I can get most of my electronics and software working fine and have tons of projects completed successfully by now, but I seem to be doing something fundamentally wrong when it comes to communicating with my pc with custom circuitry and I'm completely stuck and need help troubleshooting.
I have made a custom arduino clone on a solderable breadboard and just added a FT232RL serial to usb breakout board to it. I've plugged it RX to pin 2 (of the atmega), TX to pin 3, VCC to the regulated 5v, and ground to ground. Plugged the usb in to the PC, the PC detects it, I set the COM port.... But can't get the uploader to sync.
I put the atmega into a premade arduino clone, uploads fine.
Tried using both 3.3V and 5V and resetting at various intervals, still won't sync.
I had the exact same issue with a plain arduino on a breadboard using this setup. Absolutely refuses to sync.
A while back i also bought a bunch of plain atmegas, connected them using my arduino's and some added circuitry required for burning a bootloader, they seemingly successfully burned the bootloader, and yup, sure enough they too will never sync on upload.
As soon as I do any sort modification, it won't sync. Any ideas? What am I missing?
It NEVER works with custom stuff, only with my premade arduino uno boards.
My only idea at the moment (this is only me hypothesising, please don't get hung up on this if you have other ideas as this might be a red herring) is that there might be a grounding/static electricity issue that the premade boards have a precaution against. The wall sockets in this country are for the most part not grounded, which leads to static electricity issues. My PC case often is static, and I believe that also flows through to my usb ports. Is there anything I can add to my custom circuits to negate this?
Graylord:
I had the exact same issue with a plain arduino on a breadboard using this setup. Absolutely refuses to sync.
Unlike your pre-made Arduino clone, the breadboard circuit in that tutorial doesn't have an auto-reset circuit. The microcontroller must be reset at just the right time to activate the bootloader so you can upload. On a regular Arduino board that is done automatically by the auto-reset circuit. When you don't have an auto-reset circuit you need to manually reset the board just as the upload starts (after the compilation finishes. The auto-reset circuit is simply connecting the DTR pin on your FT232RL to the reset pin on the microcontroller via a 0.1 uF ceramic capacitor. A better breadboard tutorial is this one:
Fantastic! I will try that the first thing in the morning and get back to you, thanks!
I noticed another difference, the decoupling caps are hooked up in a different manner than a suggestion I followed. On my setup I have a decoupler from the input pins to the regulated 5v, and from the ground pins to the ground. I noticed that the setup you linked to put a single cap between ground and 5v pins directly. Simply put, their ground pins are hooked up to 5v through a cap and vice versa, mine are not.
Is my setup inferior and not optimally removing noise, or is that just a method to halve the amount of caps needed?
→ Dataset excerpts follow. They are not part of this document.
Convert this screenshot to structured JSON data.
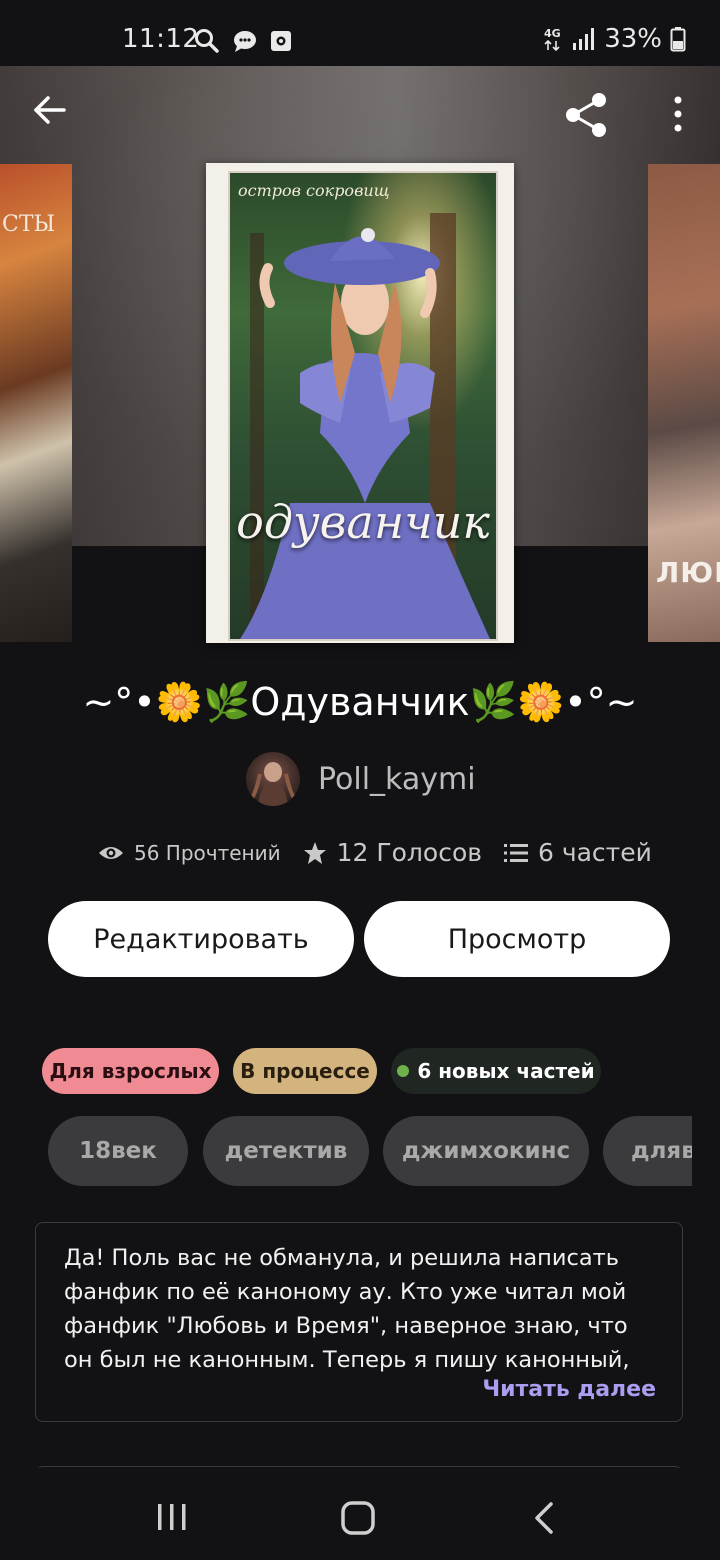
{
  "status_bar": {
    "time": "11:12",
    "battery": "33%",
    "network": "4G"
  },
  "cover": {
    "series_text": "остров сокровищ",
    "title_text": "одуванчик",
    "left_partial_text": "СТЫ",
    "right_partial_text": "ЛЮБ"
  },
  "story": {
    "title": "~°•🌼🌿Одуванчик🌿🌼•°~",
    "author": "Poll_kaymi",
    "reads": "56 Прочтений",
    "votes": "12 Голосов",
    "parts": "6 частей"
  },
  "actions": {
    "edit": "Редактировать",
    "view": "Просмотр"
  },
  "badges": {
    "adult": "Для взрослых",
    "in_progress": "В процессе",
    "new_parts": "6 новых частей",
    "new_color": "#6fb14b"
  },
  "tags": [
    "18век",
    "детектив",
    "джимхокинс",
    "длявзрослых"
  ],
  "description": {
    "text": "Да! Поль вас не обманула, и решила написать фанфик по её каноному ау. Кто уже читал мой фанфик \"Любовь и Время\", наверное знаю, что он был не канонным. Теперь я пишу канонный,",
    "read_more": "Читать далее"
  },
  "colors": {
    "background": "#121114",
    "read_more": "#a99ef0",
    "adult_badge": "#f08b93",
    "progress_badge": "#d4b47e"
  },
  "icons": [
    "back-arrow-icon",
    "share-icon",
    "more-vert-icon",
    "eye-icon",
    "star-icon",
    "list-icon",
    "recents-icon",
    "home-icon",
    "nav-back-icon"
  ]
}
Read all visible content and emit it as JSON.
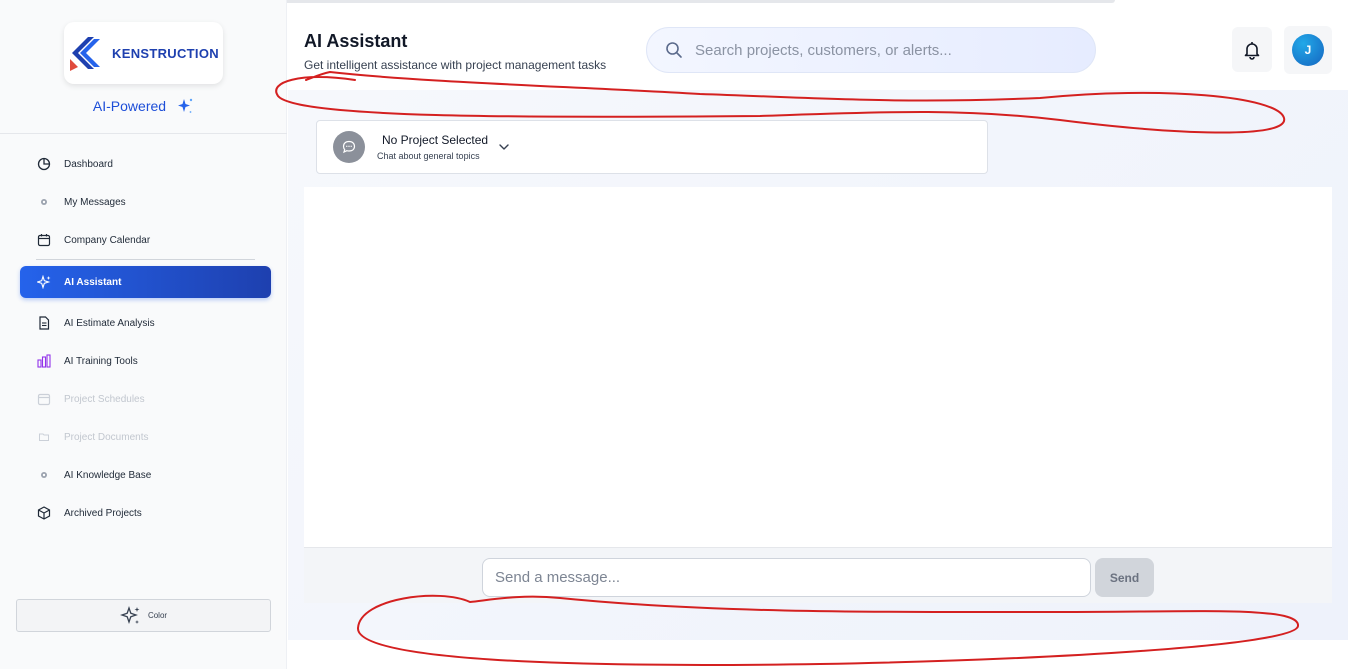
{
  "brand": {
    "logo_text": "KENSTRUCTION",
    "tagline": "AI-Powered",
    "accent": "#2563eb"
  },
  "sidebar": {
    "items": [
      {
        "label": "Dashboard",
        "icon": "pie-chart-icon",
        "state": "normal"
      },
      {
        "label": "My Messages",
        "icon": "dot-icon",
        "state": "normal"
      },
      {
        "label": "Company Calendar",
        "icon": "calendar-icon",
        "state": "normal"
      },
      {
        "label": "AI Assistant",
        "icon": "sparkle-icon",
        "state": "active"
      },
      {
        "label": "AI Estimate Analysis",
        "icon": "document-icon",
        "state": "normal"
      },
      {
        "label": "AI Training Tools",
        "icon": "bar-chart-icon",
        "state": "normal"
      },
      {
        "label": "Project Schedules",
        "icon": "calendar-icon",
        "state": "disabled"
      },
      {
        "label": "Project Documents",
        "icon": "folder-icon",
        "state": "disabled"
      },
      {
        "label": "AI Knowledge Base",
        "icon": "dot-icon",
        "state": "normal"
      },
      {
        "label": "Archived Projects",
        "icon": "box-icon",
        "state": "normal"
      }
    ],
    "color_button_label": "Color"
  },
  "header": {
    "title": "AI Assistant",
    "subtitle": "Get intelligent assistance with project management tasks",
    "search_placeholder": "Search projects, customers, or alerts...",
    "avatar_initial": "J"
  },
  "project_selector": {
    "title": "No Project Selected",
    "subtitle": "Chat about general topics"
  },
  "composer": {
    "placeholder": "Send a message...",
    "send_label": "Send"
  },
  "colors": {
    "active_nav": "#2563eb",
    "annotation": "#d42020"
  }
}
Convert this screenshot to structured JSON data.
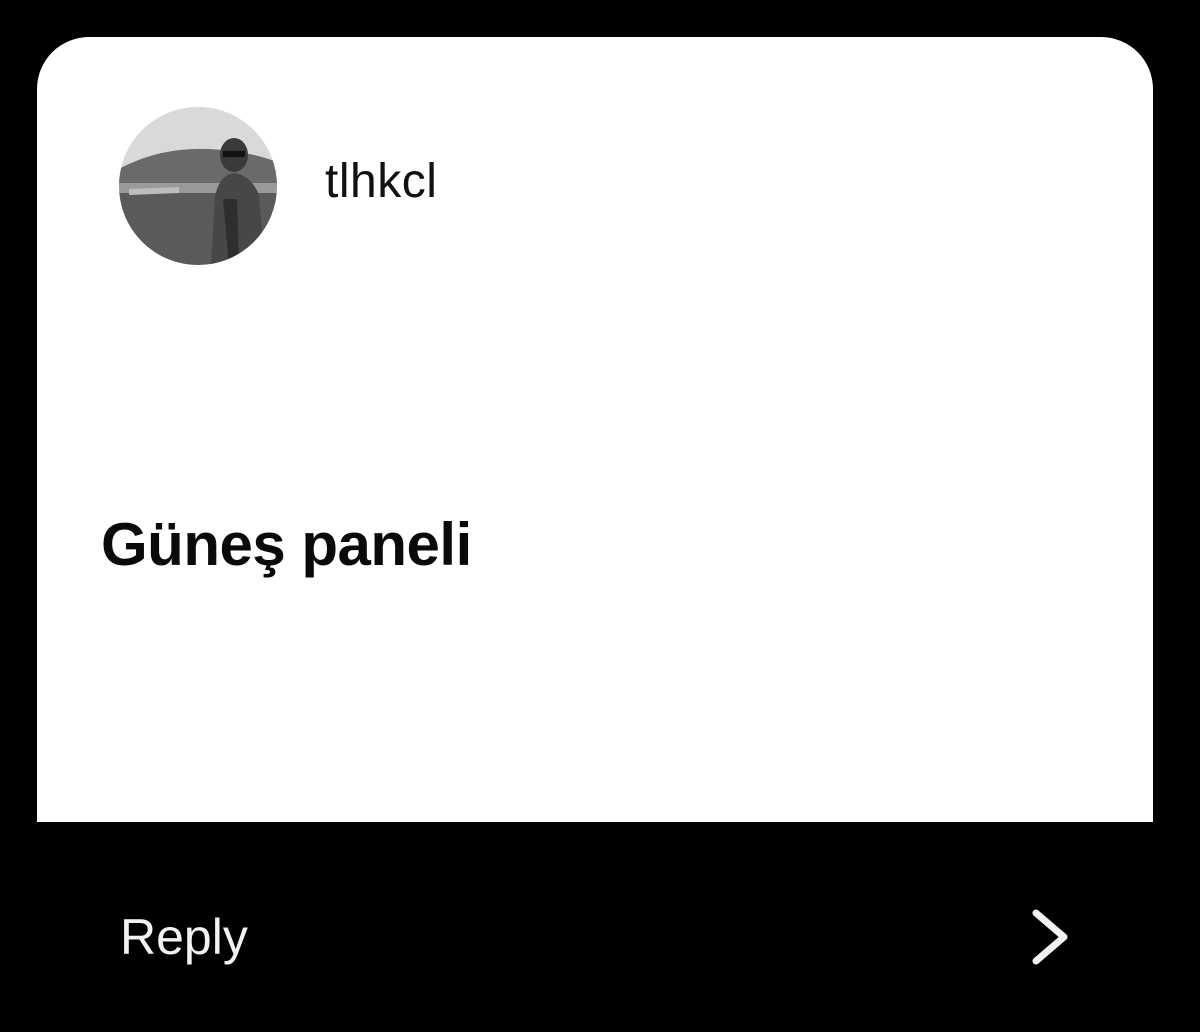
{
  "post": {
    "username": "tlhkcl",
    "avatar_icon": "profile-photo",
    "message": "Güneş paneli"
  },
  "reply": {
    "label": "Reply",
    "icon": "chevron-right-icon"
  },
  "colors": {
    "background": "#000000",
    "card": "#ffffff",
    "text_dark": "#111111",
    "text_light": "#f2f2f2"
  }
}
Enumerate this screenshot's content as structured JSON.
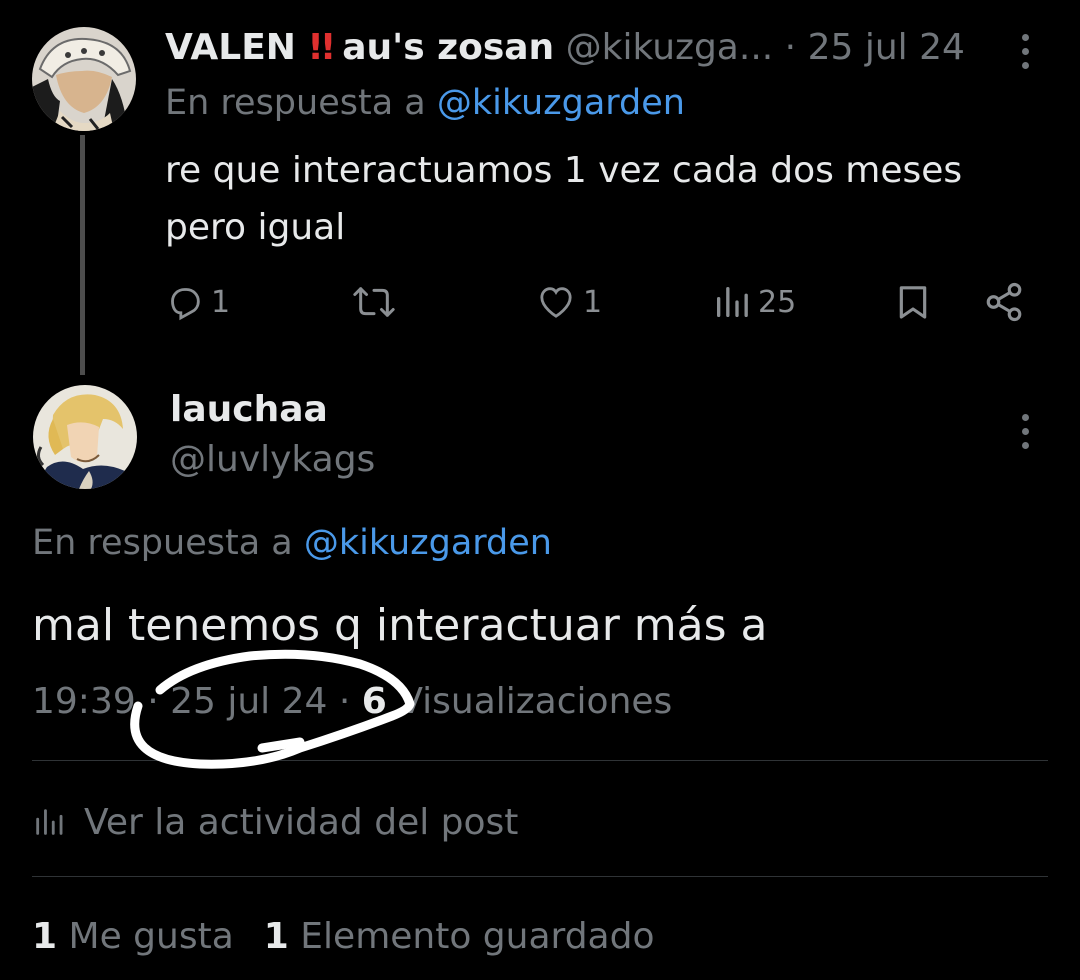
{
  "reply_tweet": {
    "display_name": "VALEN",
    "emoji": "‼️",
    "name_suffix": "au's zosan",
    "handle": "@kikuzga...",
    "separator": "·",
    "date": "25 jul 24",
    "reply_prefix": "En respuesta a",
    "reply_mention": "@kikuzgarden",
    "text": "re que interactuamos 1 vez cada dos meses pero igual",
    "actions": {
      "replies": "1",
      "reposts": "",
      "likes": "1",
      "views": "25"
    }
  },
  "main_tweet": {
    "display_name": "lauchaa",
    "handle": "@luvlykags",
    "reply_prefix": "En respuesta a",
    "reply_mention": "@kikuzgarden",
    "text": "mal tenemos q interactuar más a",
    "time": "19:39",
    "separator": "·",
    "date": "25 jul 24",
    "views_count": "6",
    "views_label": "Visualizaciones",
    "activity_label": "Ver la actividad del post",
    "likes_count": "1",
    "likes_label": "Me gusta",
    "bookmarks_count": "1",
    "bookmarks_label": "Elemento guardado"
  },
  "icons": {
    "reply": "reply-icon",
    "repost": "repost-icon",
    "like": "heart-icon",
    "views": "bar-chart-icon",
    "bookmark": "bookmark-icon",
    "share": "share-icon",
    "more": "more-vertical-icon"
  },
  "colors": {
    "background": "#000000",
    "text": "#e7e9ea",
    "muted": "#71767b",
    "link": "#4a99e9",
    "divider": "#2f3336",
    "bangbang": "#e0302f",
    "annotation": "#ffffff"
  }
}
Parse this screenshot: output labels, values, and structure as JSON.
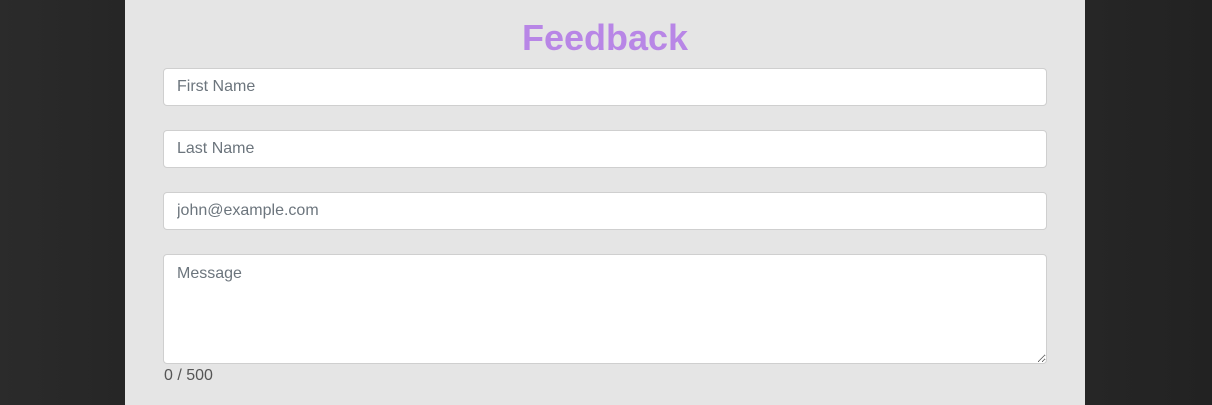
{
  "form": {
    "title": "Feedback",
    "first_name": {
      "value": "",
      "placeholder": "First Name"
    },
    "last_name": {
      "value": "",
      "placeholder": "Last Name"
    },
    "email": {
      "value": "",
      "placeholder": "john@example.com"
    },
    "message": {
      "value": "",
      "placeholder": "Message"
    },
    "char_counter": "0 / 500"
  },
  "colors": {
    "page_background": "#262626",
    "panel_background": "#e5e5e5",
    "title": "#b886e6",
    "field_background": "#ffffff",
    "field_border": "#cfcfcf",
    "placeholder": "#6c757d",
    "counter_text": "#555555"
  }
}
Alright! So I think we're a step in the right direction.
The arduino now resets when uploading through the DTR pin. (I also added the addional decouplers just in case while the board was unmounted)
Sadly I am I still not getting the programmer to sync. What would you suggest would be the next step to check?
EDIT: IT WORKS! I've probably gone through the setup at least a dozen times, but never realized you have to invert the RX and TX pins until the guide you posted earlier mentioned it. Man, something so simple, but so easy to miss because we just assume what the text says so often.